No, U.S. and Russian warplanes are not flying combat missions together over Syria. Yet.
That startling claim, which spread across the U.S. news media on the afternoon of Jan. 23, 2017, began with a vague and misleading tweet by the Associated Press that was apparently based in part on a misreading of reports by Russian state media.
“BREAKING: Russian Defense Ministry says its warplanes have flown first combat mission in Syria with U.S.-led coalition aircraft,” the A.P. tweeted at 12:18 P.M. EST.
The Pentagon flatly denied the claim. “The Department of Defense is not coordinating airstrikes with the Russian military in Syria,” department spokesman Eric Pahon told The Daily Beast. “DoD maintains a channel of communication with the Russian military focused solely on ensuring the safety of aircrews and de-confliction of coalition and Russian operations in Syria.”
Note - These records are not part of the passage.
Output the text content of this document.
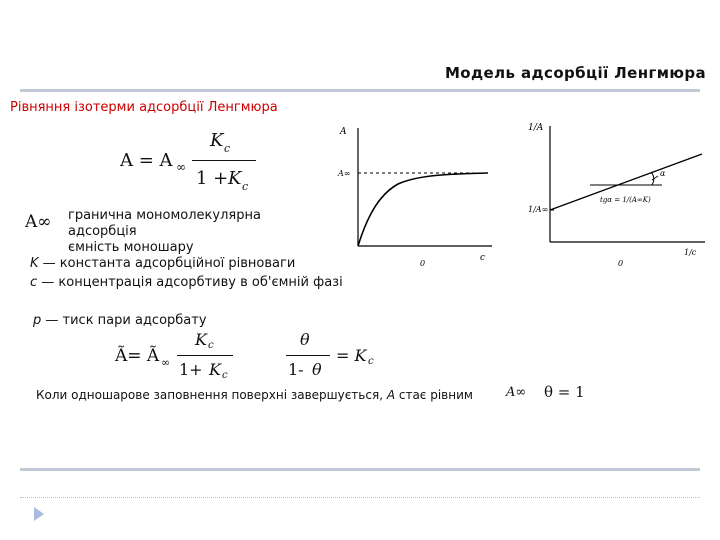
Модель адсорбції Ленгмюра
Рівняння ізотерми адсорбції Ленгмюра
A = A ∞
K c
1 + K c
A∞ гранична мономолекулярна адсорбція
ємність моношару
K — константа адсорбційної рівноваги
c — концентрація адсорбтиву в об'ємній фазі
p — тиск пари адсорбату
Ã= Ã ∞
K c
1+ K c
θ
1- θ
= K c
Коли одношарове заповнення поверхні завершується, A стає рівним	A∞ θ = 1
A
A∞
0
c
1/A
1/A∞
α
tgα = 1/(A∞K)
0
1/c
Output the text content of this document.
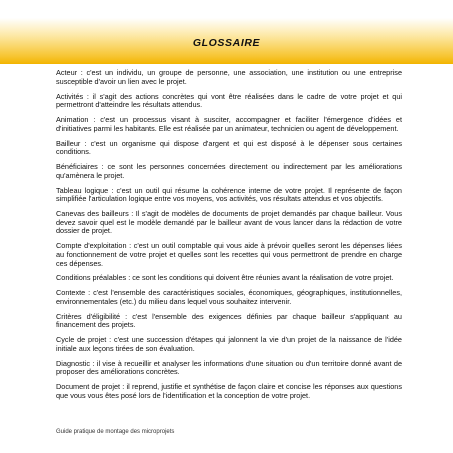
GLOSSAIRE

Acteur : c'est un individu, un groupe de personne, une association, une institution ou une entreprise susceptible d'avoir un lien avec le projet.

Activités : il s'agit des actions concrètes qui vont être réalisées dans le cadre de votre projet et qui permettront d'atteindre les résultats attendus.

Animation : c'est un processus visant à susciter, accompagner et faciliter l'émergence d'idées et d'initiatives parmi les habitants. Elle est réalisée par un animateur, technicien ou agent de développement.

Bailleur : c'est un organisme qui dispose d'argent et qui est disposé à le dépenser sous certaines conditions.

Bénéficiaires : ce sont les personnes concernées directement ou indirectement par les améliorations qu'amènera le projet.

Tableau logique : c'est un outil qui résume la cohérence interne de votre projet. Il représente de façon simplifiée l'articulation logique entre vos moyens, vos activités, vos résultats attendus et vos objectifs.

Canevas des bailleurs : Il s'agit de modèles de documents de projet demandés par chaque bailleur. Vous devez savoir quel est le modèle demandé par le bailleur avant de vous lancer dans la rédaction de votre dossier de projet.

Compte d'exploitation : c'est un outil comptable qui vous aide à prévoir quelles seront les dépenses liées au fonctionnement de votre projet et quelles sont les recettes qui vous permettront de prendre en charge ces dépenses.

Conditions préalables : ce sont les conditions qui doivent être réunies avant la réalisation de votre projet.

Contexte : c'est l'ensemble des caractéristiques sociales, économiques, géographiques, institutionnelles, environnementales (etc.) du milieu dans lequel vous souhaitez intervenir.

Critères d'éligibilité : c'est l'ensemble des exigences définies par chaque bailleur s'appliquant au financement des projets.

Cycle de projet : c'est une succession d'étapes qui jalonnent la vie d'un projet de la naissance de l'idée initiale aux leçons tirées de son évaluation.

Diagnostic : il vise à recueillir et analyser les informations d'une situation ou d'un territoire donné avant de proposer des améliorations concrètes.

Document de projet : il reprend, justifie et synthétise de façon claire et concise les réponses aux questions que vous vous êtes posé lors de l'identification et la conception de votre projet.

Guide pratique de montage des microprojets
The A.P.’s report is inaccurate, but the wire service’s confusion is perhaps understandable—and, for Moscow, might even be the whole point. It’s not hard to see how Russia benefits from news reports claiming that the United States and Russia are fighting side-by-side in Syria.
After all, U.S. President Donald Trump seems to be pushing the Pentagon in that direction.
Russia reportedly did conduct a powerful air strike on targets in Syria on Jan. 23. “Six Tu-22M3 long-range bombers took off from an airfield located in the territory of the Russian Federation, flew over territories of Iraq and Iran, and carried out an aviation strike on control centers, ammunition, and weaponry storages of ISIS terrorists in the Deir ez-Zor province,” the Russian defense ministry stated.
Nowhere in its statement did the Russian government even imply that warplanes from the U.S.-led coalition accompanied the Russian bombers. But Russian state news agency RIA Novosti quickly muddied the waters with a later report today that at least implied some degree of cooperation between the United States and Russia.
The Russian defense ministry did not immediately respond to an email seeking comment.
“On Jan. 22, the United States banned the coordinates of targets… near the village of Al-Bab” in northern Syria near the border with Turkey, RIA Novosti reported. But Russian planes struck what it claimed were militant fighters in the area “after further exploration.”
The RIA Novosti story quotes a Russian military official referring to the “channel of communication” that Pahon mentioned—a hotline that U.S. and Russian forces use to “deconflict” their respective missions over Syria in order to avoid aerial collisions.
American commanders can urge their Russian counterparts to avoid certain areas while U.S. planes are overhead. Russian commanders can make the same request of the Americans. But in “banning” certain coordinates, the Americans aren’t actively contributing to a Russian air strike—to say nothing of sending U.S. or coalition jets to join the Russian attack.
Of course, that depends on your definition of “coalition.” Turkey has allowed the U.S.-led coalition to use its Incirlik air base, but Turkish air strikes in northern Syria do not fall under the coalition’s command structure. They are Turkish missions with Turkish objectives.
Turkish warplanes have bombed rebels and militants in Syria alongside Russian planes several times since Moscow and Ankara boosted their cooperation in mid-January. The first joint air raid on targets in Al Bab on Jan. 18 reportedly involved nine Russian planes and eight Turkish ones. On Jan. 21, three Russian fighters and four Turkish ones reportedly struck Al Bab again.
The air strike the following day—the one where U.S. officials “banned” certain coordinates—was carried out by two Russian jets and two jets from the “international coalition,” according to RIA Novosti. In context, it’s clear that the jets in question are Turkish.
The Turkish defense ministry declined to immediately comment. “Now closed,” said an official who answered the phone. “Call tomorrow.”
Of course, it’s possible that the Kremlin deliberately massaged the stories about the recent air strikes to create the impression of direct U.S.-Russian cooperation.
Trump has made no secret of his desire to rekindle a relationship between the United States and Russia, particularly in counterterrorism efforts.
In his inaugural address on Jan. 20, Trump designated “radical Islamic terrorism” as his foremost foreign policy concern, while repudiating the imposition of American values on other countries—a telegraphing of a neo-isolationist posture that complements perfectly Moscow’s wish that America cease to concern itself with Russia’s erosion of democracy and civil society and its dire record of human rights abuses, at home and abroad.
Putting out a deceptive half-truth about a new era of American-Russian collaboration in Syria would be one way to test the new commander-in-chief. The Trump administration either has to accuse the Russian government of peddling disinformation—what his own team might call “alternative facts”—or perhaps turn a Moscow-baked lie into a fait accompli.
Russia could force Trump’s hand by saying that Trump’s already doing what he himself has said he plans to do—tether U.S. military operations in Syria to Russia’s own intervention in the country.